I saw this post a few weeks ago and was thinking about a “good” time to reblog — like maybe Caturday or something because it’s sort of about Beatrice (RIP) — or maybe I could make some kind of joke to make myself seem less self-promotey, which I realize can be annoying, even though it’s obv part of the game. Ultimately, though, I decided to just reblog it for the most selfish reason of all, namely that I want to remember it, and also because it’s Friday afternoon and my office is basically a ghost town and the thought of doing “real” work is preposterous. My real point is that there are many reasons to write a novel, and now that I’ve had one out for over a year (and like most novels, it’s sinking into the vast ocean of publishing, where it may or may not be permanently buried depending on factors completely beyond my control), it’s become apparent to me that the most random reactions to your work are often the most meaningful. Like sure, it would be nice to make the best-seller lists or whatever, but to write a story and know that it touched even one person in the manner described below makes the whole venture seem worthwhile, because otherwise the business of writing fiction is a shitload of work and nervous-breakdown-inducing agony that 99.9999 percent of the time won’t change your life in any practical way. So anyway, random person who wrote this post about grieving for your dad: thank you for sharing.
Awash in helplessness, all we could think to do now was to restore some semblance of dignity to the most undignified thing in the world, death in a modern hospital. We took a small cloth brought from home and began to groom her; we started with her face, and as best we could we gently wiped away the thick saliva from her cheeks, the blood that trickled from her nose and the gunk from around her eyes; from there we moved down to her neck, chafed from the collar, and then progressed over her shoulders and down her side, where each one of her raspy and labored breaths continued to make her stomach rise and fall with a slight shudder. We cleaned each of her polydactyl paws and remembered how the old woman (who by this point we were officially conflating with our mother) had told us that they were supposed to be good luck, and for a second we hated her. But then we reconsidered; maybe she had been right about Beatrice, after all, which was why it was so difficult to think of losing her.

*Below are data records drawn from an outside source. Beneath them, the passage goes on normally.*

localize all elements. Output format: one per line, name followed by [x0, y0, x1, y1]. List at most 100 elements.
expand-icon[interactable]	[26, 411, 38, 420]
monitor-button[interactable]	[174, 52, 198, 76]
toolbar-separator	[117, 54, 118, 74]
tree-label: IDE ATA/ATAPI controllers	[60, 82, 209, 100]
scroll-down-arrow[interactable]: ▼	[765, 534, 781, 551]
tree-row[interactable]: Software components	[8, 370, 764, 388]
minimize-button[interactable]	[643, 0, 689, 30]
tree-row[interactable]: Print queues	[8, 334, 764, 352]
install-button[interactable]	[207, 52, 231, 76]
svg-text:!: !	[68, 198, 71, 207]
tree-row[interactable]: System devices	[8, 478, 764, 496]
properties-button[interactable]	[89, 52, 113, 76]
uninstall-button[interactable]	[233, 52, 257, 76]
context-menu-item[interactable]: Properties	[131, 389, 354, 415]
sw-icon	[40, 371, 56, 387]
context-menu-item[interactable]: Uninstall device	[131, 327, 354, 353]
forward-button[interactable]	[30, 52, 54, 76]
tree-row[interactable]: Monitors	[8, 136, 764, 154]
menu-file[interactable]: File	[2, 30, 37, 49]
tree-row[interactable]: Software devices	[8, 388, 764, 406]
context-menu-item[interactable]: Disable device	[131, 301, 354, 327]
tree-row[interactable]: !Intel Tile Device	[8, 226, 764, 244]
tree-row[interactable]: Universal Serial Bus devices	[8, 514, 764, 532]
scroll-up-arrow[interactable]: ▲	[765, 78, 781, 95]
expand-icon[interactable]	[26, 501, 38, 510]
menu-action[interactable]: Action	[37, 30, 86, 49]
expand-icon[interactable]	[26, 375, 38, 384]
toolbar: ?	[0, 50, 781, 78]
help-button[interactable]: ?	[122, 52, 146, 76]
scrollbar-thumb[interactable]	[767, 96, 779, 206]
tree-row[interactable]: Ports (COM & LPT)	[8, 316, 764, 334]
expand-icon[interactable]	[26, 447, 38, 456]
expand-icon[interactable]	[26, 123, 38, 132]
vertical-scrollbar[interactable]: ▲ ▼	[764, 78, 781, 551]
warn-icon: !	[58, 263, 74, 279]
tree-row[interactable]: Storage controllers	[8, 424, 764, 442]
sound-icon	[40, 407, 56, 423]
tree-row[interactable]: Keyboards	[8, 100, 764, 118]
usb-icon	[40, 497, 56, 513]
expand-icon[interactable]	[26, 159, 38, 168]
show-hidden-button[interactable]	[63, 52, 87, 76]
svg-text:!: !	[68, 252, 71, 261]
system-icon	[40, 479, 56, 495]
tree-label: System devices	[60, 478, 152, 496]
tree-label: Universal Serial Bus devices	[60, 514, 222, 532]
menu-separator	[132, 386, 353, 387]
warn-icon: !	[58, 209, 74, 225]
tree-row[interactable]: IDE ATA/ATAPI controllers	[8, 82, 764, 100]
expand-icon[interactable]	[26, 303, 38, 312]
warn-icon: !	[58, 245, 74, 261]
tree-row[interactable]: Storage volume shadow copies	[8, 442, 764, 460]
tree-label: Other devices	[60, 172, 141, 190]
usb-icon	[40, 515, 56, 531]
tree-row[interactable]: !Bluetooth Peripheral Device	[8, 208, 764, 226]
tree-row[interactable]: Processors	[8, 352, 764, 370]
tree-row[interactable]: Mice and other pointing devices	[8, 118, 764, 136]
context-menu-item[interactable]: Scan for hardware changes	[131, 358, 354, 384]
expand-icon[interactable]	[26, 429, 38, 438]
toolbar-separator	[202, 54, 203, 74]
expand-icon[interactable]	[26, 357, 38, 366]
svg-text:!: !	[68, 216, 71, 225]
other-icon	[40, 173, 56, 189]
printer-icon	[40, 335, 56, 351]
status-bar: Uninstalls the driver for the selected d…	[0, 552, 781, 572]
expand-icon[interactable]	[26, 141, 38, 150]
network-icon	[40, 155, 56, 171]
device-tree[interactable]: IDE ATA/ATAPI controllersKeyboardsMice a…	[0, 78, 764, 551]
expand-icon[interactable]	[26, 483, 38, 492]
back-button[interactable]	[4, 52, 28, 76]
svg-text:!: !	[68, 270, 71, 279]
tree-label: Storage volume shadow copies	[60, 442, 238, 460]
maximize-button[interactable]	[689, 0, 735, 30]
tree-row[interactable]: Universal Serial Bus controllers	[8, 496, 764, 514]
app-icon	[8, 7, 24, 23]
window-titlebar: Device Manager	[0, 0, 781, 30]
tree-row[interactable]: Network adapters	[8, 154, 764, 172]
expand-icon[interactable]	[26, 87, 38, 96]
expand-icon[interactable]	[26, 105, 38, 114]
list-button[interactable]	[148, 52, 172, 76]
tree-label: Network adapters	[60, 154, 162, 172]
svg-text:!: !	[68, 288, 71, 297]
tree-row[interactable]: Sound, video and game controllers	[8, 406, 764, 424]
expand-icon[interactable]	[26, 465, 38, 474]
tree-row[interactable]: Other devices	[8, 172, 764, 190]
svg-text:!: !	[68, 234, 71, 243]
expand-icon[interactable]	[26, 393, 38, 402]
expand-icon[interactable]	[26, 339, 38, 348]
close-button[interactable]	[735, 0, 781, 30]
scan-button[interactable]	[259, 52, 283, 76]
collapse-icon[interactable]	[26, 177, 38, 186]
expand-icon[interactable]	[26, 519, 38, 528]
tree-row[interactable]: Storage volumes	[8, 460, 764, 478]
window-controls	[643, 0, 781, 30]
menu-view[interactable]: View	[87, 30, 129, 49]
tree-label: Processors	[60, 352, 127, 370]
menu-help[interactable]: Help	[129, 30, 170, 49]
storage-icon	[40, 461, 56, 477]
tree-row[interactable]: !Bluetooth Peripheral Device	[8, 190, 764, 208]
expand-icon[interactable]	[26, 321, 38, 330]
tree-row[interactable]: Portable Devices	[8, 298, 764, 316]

I remember reading this passage in The Metropolis Case, and finding it to be very touching. I re-read it a few moments ago on Matthew Gallaway’s blog and started sobbing. Of course I thought about Dad.
My boss made some crass joke this afternoon on the drive back from his last meeting about a friend of his who had heart surgery today and how the friend’s wife could do the friend a favor by rubbing one out for him. I tried to convey that, maybe, someone coming out of open heart surgery a few hours before might not really want to have one “rubbed out” for him. Not meaning to, I thought of Dad in the Cardiac Care Unit after they went in to relieve the blockage in one of his arteries. He was so weak and out of it, and they had him on so many drugs, that he had no idea, I think, or comprehension of what was going on. They had gone in through an artery in his leg and there was a tube there, in his groin, that made it necessary for him to rest on his back with his legs straight out in front of him. He hated being in bed, and it was his natural tendency to try and sit up. They were worried about him breaking the tube and bleeding out (because he was anemic and his blood was too thin) so to stop him from moving around, they had to tie him to the bed. Dad couldn’t sleep with socks on (too confining - he used to make me take mine off if I went to bed with them on…something about letting my feet breathe (??!!)), so you can imagine how horrible it must have felt to be tied down to the bed?
He was already very weak and though I didn’t realize it at the time, would be gone in less than six months.
It’s relieving, in a way, to break down at passages like the one above. I have spent the past year feeling so incredibly and debilitatingly sad. It’s not that I haven’t cried at all this year; my friends can tell you that I’ve cried a lot, but only recently have I begun to cry because something directly reminded me of being helpless and angry and sad watching Dad slowly fade away in the hospital. Before, I think I was so sad that nothing in particular would set me off, I was always just a few threads away from crying. Now, I’ll be fine, poking along, when something causes me to remember certain moments from a year ago. I feel like this is progress…or healthy in some way? It’s different, at least.
In conclusion, The Metropolis Case is such a fantastic novel…probably one of my favorites from the past couple of years. Also, my boss is lacking in some basic empathy gene. A few years ago, I think I found it kind of amusing or charming in some way. Now it just makes me sad.